Quelques années plus loin, quelques lignes d'un auteur dont le nom n’est pas resté dans ma petite tête ironisaient sur la censure de tout élément relatif au tabac, suite à une polémique sur une affiche pour une exposition de Jacques Tati qui avait perdu sa pipe. Coffee and cigarettes était cité par cet auteur, imaginant ce que ce climat de censure pourrait lui réserver. C'était mon premier contact avec ce film, la première fois que j’en entendais parler. Depuis, j'ai eu l'occasion de me rendre compte de l'importance de Jim Jarmusch dans les discussions cinéphiles et de ce film en particulier.
Dans différents lieux propices à la convivialité, différents acteurs ou chanteurs, qui jouent leur propre rôle, se rencontrent, échangent, et, souvent n'ont rien à dire. Ils boivent du café et fument des cigarettes. Les acteurs du film avaient la possibilité d'improviser leur texte, et certains ne se sont pas fait prier, il aurait même été dommage de ne pas leur laisser cette possibilité, vu leur personnalité.
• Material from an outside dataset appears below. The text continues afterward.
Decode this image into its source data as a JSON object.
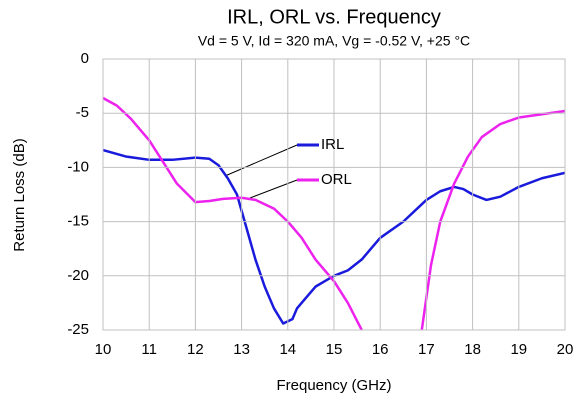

Ce qui n'était qu'un puis deux puis trois court-métrages a été réuni en ce film, assemblé en tout de 11 segments. C'est une collection disparate, sans fil rouge entre eux, hormis le café et le tabac. Certaines de ces rencontres font des étincelles, et c'est souvent dans l'absurdité de certaines discussions que se trouve tout le sel, ou le sucre.
Jim Jarmusch réunit un casting de personnalités fortes, qui crèvent l'écran, mais dans des rôles qui ne les mettront pas en valeur, où ils se mesurent à la difficulté de parler d'eux-même, de trouver du sens. Tous jouent un rôle, une interprétation d'eux-même. C'est un bel hommage qui leur est rendu. Mais il est difficile de ne pas voir le film aussi comme un petit plaisir que s'offre Jim Jarmusch, un film avec ses amis ou ceux qu’il admire. Tous sont méritants en s’en donnant à coeur joie, mais il y a aussi dans ce film un entre-soi entre artistes et une collection de beaux noms qu'il serait facile de commenter, d'autres le font, je leur laisse.
Délicieusement creux, mais aussi gênant par moments, quand l’exercice semble délaisser le spectateur pour laisser trop de place aux acteurs, comme si le film n'était que pour eux. Mais il faut reconnaître que Jim Jarmusch sait aussi admirablement filmer les tables de café.